Day Twenty-nine - Beware the Gonzo, or "Not quite John Hughes, but it does try."

I'm generally a sucker for the well done Teen Outcast movie.

Charlie Bartlett, Nick & Norah, heck... even the cheese of The New Guy is fun and oddly redeeming, even if ludicrous.

Beware the Gonzo tries, and tries hard, to be both relevant and believable and, for the a portion, it delivers... but there's a little too much gloss and fakery. The villains are too glib and pompous, the leads too hot, the geeks too, well, obvious.

It does have its good points, though. It manages to pull off it's Scooby-Doo investigative reporting with a mild amount of panache, and has a pretty decent coterie of background characters to make the setting feel lived in and real. Unfortunately, it never really utilizes them all that much.

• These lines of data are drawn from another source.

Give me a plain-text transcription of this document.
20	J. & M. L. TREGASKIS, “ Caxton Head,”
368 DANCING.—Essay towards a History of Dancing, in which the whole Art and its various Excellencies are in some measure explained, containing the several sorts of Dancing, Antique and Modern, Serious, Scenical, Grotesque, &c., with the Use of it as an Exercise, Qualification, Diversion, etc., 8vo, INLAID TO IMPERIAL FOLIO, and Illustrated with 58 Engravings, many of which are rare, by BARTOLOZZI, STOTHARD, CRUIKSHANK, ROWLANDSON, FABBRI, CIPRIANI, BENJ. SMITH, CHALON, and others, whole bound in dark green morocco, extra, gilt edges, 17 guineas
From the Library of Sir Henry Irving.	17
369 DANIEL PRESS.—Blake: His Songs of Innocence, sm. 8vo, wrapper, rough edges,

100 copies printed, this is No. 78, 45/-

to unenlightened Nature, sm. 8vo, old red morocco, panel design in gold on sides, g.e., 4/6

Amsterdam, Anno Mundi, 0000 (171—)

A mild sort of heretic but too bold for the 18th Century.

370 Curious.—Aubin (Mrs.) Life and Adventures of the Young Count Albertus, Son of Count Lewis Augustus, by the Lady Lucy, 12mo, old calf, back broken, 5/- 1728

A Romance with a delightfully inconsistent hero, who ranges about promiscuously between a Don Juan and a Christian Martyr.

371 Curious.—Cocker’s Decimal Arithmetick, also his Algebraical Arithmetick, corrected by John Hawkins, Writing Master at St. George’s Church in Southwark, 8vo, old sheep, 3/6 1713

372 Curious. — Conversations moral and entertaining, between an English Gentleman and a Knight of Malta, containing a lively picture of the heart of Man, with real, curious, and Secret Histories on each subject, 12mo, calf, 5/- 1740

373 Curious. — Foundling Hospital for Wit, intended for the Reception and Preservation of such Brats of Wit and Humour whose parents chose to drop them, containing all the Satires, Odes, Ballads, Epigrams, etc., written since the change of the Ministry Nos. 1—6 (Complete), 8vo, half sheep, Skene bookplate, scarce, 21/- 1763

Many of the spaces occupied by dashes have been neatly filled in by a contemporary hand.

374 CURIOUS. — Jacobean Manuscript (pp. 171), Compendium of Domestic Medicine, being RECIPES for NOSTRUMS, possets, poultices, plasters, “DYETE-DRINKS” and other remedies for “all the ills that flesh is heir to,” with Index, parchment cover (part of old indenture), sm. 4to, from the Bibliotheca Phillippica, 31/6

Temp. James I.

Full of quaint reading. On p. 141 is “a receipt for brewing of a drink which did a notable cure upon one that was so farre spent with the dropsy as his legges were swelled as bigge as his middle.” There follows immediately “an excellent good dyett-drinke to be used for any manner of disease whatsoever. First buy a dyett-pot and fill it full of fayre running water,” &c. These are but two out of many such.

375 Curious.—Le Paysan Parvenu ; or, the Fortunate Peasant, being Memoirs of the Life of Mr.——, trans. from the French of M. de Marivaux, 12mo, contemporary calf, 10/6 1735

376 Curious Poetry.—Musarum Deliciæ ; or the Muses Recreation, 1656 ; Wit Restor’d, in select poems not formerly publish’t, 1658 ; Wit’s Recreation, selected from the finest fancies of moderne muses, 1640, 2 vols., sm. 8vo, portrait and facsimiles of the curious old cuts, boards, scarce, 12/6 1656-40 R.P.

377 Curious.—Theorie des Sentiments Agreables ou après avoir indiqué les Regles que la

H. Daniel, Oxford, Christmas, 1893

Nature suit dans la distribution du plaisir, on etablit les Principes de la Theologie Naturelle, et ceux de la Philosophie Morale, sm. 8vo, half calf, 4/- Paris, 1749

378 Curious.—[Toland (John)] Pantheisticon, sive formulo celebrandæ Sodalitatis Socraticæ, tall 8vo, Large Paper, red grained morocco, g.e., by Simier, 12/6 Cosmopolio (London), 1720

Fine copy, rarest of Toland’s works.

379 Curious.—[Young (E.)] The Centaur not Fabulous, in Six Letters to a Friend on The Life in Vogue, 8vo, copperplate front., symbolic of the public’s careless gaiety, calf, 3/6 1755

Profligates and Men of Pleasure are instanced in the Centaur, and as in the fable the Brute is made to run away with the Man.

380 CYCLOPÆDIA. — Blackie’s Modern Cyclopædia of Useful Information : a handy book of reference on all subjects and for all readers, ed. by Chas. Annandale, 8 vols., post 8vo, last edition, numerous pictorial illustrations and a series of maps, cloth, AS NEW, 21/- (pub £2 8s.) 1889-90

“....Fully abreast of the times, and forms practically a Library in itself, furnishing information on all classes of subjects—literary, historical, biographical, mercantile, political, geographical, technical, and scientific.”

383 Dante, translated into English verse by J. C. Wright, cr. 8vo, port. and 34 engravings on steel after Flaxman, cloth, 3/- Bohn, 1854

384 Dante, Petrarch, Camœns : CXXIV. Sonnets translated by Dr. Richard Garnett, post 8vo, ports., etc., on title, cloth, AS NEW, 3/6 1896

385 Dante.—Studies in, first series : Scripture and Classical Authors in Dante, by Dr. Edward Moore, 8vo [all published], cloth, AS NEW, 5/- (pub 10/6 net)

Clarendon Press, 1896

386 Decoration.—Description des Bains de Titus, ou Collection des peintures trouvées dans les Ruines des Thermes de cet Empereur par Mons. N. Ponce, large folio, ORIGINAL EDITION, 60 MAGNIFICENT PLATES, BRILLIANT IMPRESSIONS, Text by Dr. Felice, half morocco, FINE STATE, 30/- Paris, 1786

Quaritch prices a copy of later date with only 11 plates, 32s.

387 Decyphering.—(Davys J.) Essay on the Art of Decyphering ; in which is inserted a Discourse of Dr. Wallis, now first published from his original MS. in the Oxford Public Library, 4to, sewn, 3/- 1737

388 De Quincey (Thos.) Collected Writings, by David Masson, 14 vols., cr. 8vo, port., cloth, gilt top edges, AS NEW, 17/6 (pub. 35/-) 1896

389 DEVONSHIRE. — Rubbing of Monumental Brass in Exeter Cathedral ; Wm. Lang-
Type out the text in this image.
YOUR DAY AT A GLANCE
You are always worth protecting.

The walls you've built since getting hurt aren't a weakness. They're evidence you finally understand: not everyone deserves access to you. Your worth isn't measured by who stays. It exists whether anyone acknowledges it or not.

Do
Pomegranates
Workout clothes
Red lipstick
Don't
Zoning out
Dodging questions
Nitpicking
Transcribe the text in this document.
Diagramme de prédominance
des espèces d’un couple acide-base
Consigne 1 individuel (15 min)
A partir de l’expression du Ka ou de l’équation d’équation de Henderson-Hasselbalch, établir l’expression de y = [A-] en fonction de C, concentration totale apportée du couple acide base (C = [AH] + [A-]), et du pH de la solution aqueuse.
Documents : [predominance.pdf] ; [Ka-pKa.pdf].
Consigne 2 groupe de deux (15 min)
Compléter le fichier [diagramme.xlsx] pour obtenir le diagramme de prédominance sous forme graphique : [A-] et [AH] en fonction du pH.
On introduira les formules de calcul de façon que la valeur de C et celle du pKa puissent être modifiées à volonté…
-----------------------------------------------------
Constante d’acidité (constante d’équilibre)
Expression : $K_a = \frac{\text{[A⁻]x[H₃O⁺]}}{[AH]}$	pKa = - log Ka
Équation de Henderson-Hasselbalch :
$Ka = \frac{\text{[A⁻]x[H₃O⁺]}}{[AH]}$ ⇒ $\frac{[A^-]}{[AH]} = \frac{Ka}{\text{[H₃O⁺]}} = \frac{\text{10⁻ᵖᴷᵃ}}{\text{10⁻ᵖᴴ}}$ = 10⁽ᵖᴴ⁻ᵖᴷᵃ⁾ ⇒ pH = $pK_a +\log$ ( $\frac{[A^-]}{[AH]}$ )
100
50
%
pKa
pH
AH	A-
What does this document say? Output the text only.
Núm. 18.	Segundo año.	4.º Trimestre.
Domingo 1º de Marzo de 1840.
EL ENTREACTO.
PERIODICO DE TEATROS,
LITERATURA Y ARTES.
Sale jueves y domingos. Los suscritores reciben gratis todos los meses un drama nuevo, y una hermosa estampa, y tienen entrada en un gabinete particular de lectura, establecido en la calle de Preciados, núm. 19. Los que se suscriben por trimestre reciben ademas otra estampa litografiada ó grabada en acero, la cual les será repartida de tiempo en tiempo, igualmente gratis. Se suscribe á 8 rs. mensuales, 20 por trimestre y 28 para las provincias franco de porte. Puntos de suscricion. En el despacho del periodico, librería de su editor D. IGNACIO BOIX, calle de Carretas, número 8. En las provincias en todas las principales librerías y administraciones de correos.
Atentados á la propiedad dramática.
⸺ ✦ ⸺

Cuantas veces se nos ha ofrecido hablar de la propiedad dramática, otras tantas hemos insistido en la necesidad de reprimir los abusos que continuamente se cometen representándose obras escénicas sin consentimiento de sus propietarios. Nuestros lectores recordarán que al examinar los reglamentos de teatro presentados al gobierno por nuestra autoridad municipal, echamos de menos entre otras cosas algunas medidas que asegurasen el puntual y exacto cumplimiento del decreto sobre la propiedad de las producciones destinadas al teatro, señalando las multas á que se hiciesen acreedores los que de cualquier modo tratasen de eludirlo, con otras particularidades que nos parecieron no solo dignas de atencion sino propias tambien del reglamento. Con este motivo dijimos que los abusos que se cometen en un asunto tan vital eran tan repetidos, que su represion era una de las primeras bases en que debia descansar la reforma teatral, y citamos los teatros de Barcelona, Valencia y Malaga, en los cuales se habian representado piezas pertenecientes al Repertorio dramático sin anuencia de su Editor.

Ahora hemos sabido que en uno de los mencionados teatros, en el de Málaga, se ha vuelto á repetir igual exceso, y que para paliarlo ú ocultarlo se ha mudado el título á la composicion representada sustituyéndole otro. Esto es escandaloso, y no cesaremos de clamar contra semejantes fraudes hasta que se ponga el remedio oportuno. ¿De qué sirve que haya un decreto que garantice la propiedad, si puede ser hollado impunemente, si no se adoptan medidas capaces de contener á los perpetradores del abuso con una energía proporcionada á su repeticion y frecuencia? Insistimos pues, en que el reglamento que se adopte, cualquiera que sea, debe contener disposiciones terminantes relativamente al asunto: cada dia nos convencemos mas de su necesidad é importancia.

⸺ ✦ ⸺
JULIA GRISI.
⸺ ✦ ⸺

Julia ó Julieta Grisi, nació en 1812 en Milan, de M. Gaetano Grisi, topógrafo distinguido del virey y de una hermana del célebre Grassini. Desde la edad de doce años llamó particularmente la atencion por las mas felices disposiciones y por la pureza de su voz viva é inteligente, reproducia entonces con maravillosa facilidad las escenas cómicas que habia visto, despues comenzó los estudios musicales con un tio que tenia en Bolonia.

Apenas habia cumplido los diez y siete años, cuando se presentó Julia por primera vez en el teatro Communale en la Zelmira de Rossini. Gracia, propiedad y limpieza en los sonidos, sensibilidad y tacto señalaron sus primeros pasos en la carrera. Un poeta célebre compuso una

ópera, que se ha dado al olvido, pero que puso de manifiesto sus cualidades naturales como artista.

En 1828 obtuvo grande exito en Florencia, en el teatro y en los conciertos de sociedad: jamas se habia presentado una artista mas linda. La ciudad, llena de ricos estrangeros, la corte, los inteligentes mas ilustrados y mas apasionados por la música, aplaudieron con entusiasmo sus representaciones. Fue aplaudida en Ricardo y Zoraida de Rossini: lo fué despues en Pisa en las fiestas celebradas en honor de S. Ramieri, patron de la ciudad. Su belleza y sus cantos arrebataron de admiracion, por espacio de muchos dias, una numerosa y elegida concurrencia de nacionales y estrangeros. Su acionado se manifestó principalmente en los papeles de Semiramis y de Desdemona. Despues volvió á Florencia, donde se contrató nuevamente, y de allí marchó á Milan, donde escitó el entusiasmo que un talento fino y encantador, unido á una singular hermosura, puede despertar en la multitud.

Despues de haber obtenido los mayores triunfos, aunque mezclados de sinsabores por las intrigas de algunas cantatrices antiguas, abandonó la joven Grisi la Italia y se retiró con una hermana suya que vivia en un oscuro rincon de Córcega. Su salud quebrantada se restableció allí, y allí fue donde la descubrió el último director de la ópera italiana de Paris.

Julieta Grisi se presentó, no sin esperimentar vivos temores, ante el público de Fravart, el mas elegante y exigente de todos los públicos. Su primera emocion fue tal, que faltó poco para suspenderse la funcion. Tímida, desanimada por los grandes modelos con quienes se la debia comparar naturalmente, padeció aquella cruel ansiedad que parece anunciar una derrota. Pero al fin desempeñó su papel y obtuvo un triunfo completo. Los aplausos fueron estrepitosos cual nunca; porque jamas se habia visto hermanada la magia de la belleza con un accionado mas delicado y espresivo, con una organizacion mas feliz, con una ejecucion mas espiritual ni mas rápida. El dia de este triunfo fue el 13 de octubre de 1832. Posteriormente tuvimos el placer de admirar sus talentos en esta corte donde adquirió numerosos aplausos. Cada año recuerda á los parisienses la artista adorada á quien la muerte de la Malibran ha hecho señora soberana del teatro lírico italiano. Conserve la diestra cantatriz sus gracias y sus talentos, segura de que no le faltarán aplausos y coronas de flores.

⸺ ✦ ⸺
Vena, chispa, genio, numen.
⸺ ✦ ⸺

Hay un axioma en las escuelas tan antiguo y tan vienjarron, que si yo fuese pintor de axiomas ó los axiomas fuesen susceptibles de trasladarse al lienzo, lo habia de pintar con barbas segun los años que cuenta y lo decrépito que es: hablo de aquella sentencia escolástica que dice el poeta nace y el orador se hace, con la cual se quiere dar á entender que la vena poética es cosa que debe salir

Take, for instance, the interns... a pair of sophomores who show up during the cafe interview sequence claiming they want to learn. That's all well and good, but they're only shown as bouncers (both for the cafe and the concert).

And the principal... what could've been an interesting adversarial relationship (see Robert Downey Jr. in Charlie Bartlett for a much more compelling one) is instead just a token role.

This is pretty much the case for main antagonist Riley, as well. He's supposed to be this monolith of all that's wrong with the school, but never really does anything other than be smug and pop on screen for a "he's up to something" moment. Really, the only thing I thought was believable from him was his freakout and, by then, it was too little, too late.

Overall, the film isn't too bad, but it wastes all its opportunities... focusing way too hard on the lead and his petty drama and not following up on the possibilities it throws off as one-liners (the other Gonzo papers, a possible law drama over the skipped expulsion scene, etc.).

I mean, Gonzo's dad is a freaking lawyer, for crying out loud... and not a single moment is given that takes advantage of that. In fact, it feels like the writer/director was actively avoiding it.


Maybe he was trying not to be cliche, but I still wanted at least a little active participation from his parents, instead of the off-screen asskissing by his mother to the principal.

I mean, seriously? That's the message we want to spread? Fight the good fight until authority makes it too rough on you?

Still, I enjoyed the film. It wasn't stellar... it wasn't even great... but, it was alright.